“The President has said over and over again that where Congress does not act, he will act unilaterally. The EPA’s greenhouse gas permitting scheme is a perfect example of that dangerous philosophy in action. Today the U.S. Supreme Court delivered a stern rebuke to the President. The Court’s ruling affirms that we are a nation of laws, and the President and his executive agencies must follow the law just like anybody else. When they do not, the courts will hold them accountable. This is a great victory for the rule of law and for the Constitution. It is a resounding defeat for those, like the President, who would use unelected bureaucracies to override the will of the people.”
That’s the statement Texas Attorney General Greg Abbott issued after the June 23 Supreme Court decision that the EPA’s greenhouse gas permitting plan ignores federal law, exceeds the agency’s authority, and violates the Clean Air Act.
We couldn’t have said it better.
Nor can we add anything to the High Court’s compelling explanation for its decision.
“It is plain as day that the [Clean Air] Act does not envision an elaborate, burdensome permitting process for major emitters of steam, oxygen, or other harmless airborne substances,” the Court concluded.

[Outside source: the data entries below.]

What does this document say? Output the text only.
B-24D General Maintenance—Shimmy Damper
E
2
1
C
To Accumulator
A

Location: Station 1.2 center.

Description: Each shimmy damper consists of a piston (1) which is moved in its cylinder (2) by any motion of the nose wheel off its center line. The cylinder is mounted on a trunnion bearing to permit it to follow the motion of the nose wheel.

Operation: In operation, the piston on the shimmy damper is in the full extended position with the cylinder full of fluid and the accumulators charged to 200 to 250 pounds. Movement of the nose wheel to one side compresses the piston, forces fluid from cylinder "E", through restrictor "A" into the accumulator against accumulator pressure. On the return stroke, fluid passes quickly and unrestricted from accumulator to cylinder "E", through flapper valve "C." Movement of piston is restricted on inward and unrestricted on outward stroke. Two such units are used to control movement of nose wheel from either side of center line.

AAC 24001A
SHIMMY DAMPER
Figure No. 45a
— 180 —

Among other problems, the EPA’s presumptuous permitting process “would place plainly excessive demands on limited governmental resources [and] would bring about an enormous and transformative expansion in EPA’s regulatory authority without clear congressional authorization.”
The Court affirmed that in our republic “Congress makes laws and the President, acting at times through agencies like EPA, ‘faithfully execute[s]’ them. The power of executing the laws necessarily includes both authority and responsibility to resolve some questions left open by Congress that arise during the law’s administration,” it conceded. “But it does not include a power to revise clear statutory terms that turn out not to work in practice.”
Though segments of the mainstream media are trying to spin the Court’s decision as a victory for the EPA, it remains, as Abbott said, “a resounding defeat.”